Nigeria’s central bank unexpectedly cut its key interest rate to the lowest in four years to try to avert a recession in Africa’s largest economy.
Of the 10 members of the monetary policy committee who attended the meeting, seven voted to cut the rate to 12.5% from 13.5%, Governor Godwin Emefiele said in a briefing broadcast online on Thursday. The rest of the panel favored even more aggressive easing, with two voting for a 150 basis-point reduction and one for 200 basis points. That’s a swing from March, when the decision to hold was unanimous.
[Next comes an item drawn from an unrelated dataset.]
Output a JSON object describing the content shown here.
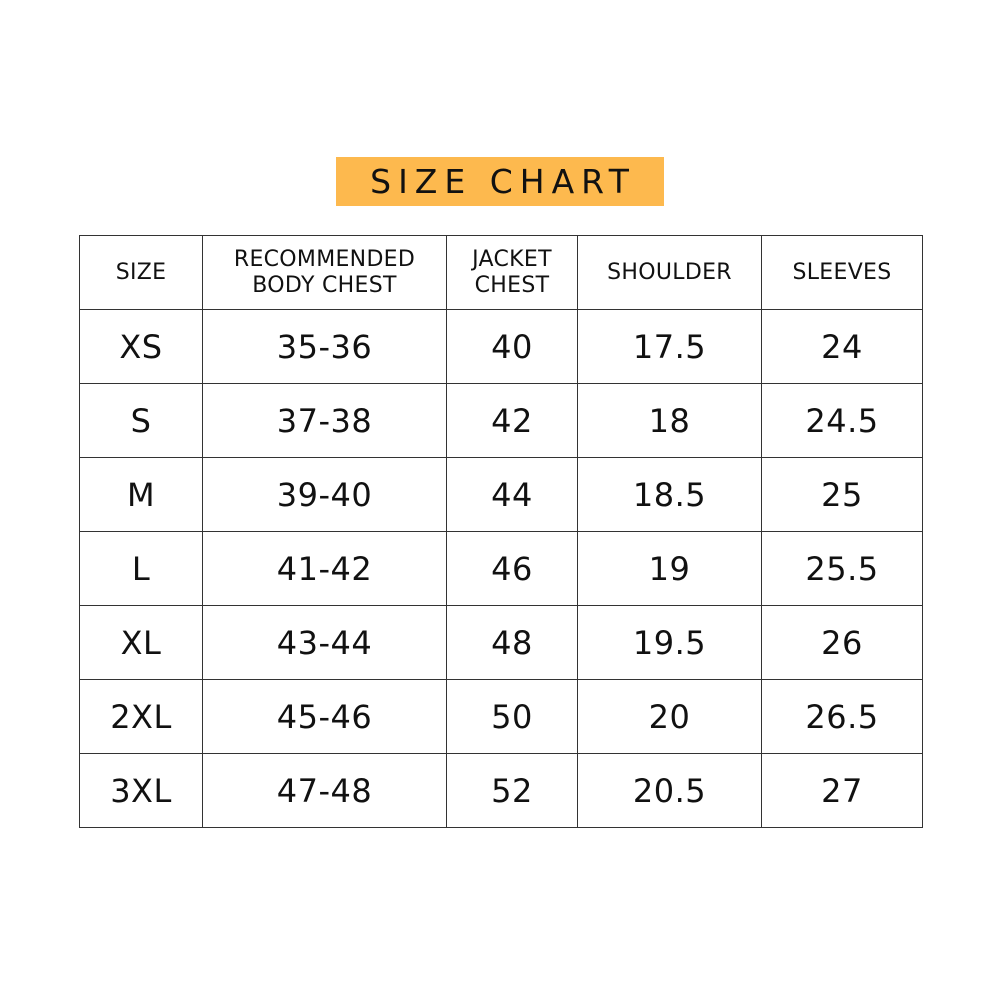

Only one of the four economists surveyed by Bloomberg expected the central bank to reduce borrowing costs, and the forecast was for only 50 basis points of easing.
While the cut may further stoke inflation that’s been above the target range of 6% to 9% for five years and increase pressure on the naira, it could help boost an economy that’s being battered by the plunge in oil prices and the coronavirus pandemic. Crude accounts for about 90% of exports and more than half of government revenue in Africa’s largest producer of the commodity.
Gross domestic product could contract as much as 8.9% without stimulus this year, Finance Minister Zainab Ahmed warned last week, but Emefiele said on Thursday the drop in output may even be less than the 3.4% projected by the International Monetary Fund.
Year-on-year expansion beat estimates in the first quarter on higher oil production and although GDP contracted by 14.27% quarter-on-quarter, the Emefiele said Nigeria could escape a recession thanks to fiscal and monetary measures and “if concerted efforts are sustained to stimulate output. Still, the central bank has been struggling to convince lenders to offer more loans to help the economy. Private-sector credit in April fell by 61% from a year earlier, according to data published by the Central Bank of Nigeria.
“The reduction is largely to give an appearance of supporting growth,” said Oluwasegun Akinwale, an analyst with Nova Merchant Bank Ltd. in Lagos. It “will do nothing to stimulate aggregate demand, as banks are more concerned about systemic risk.”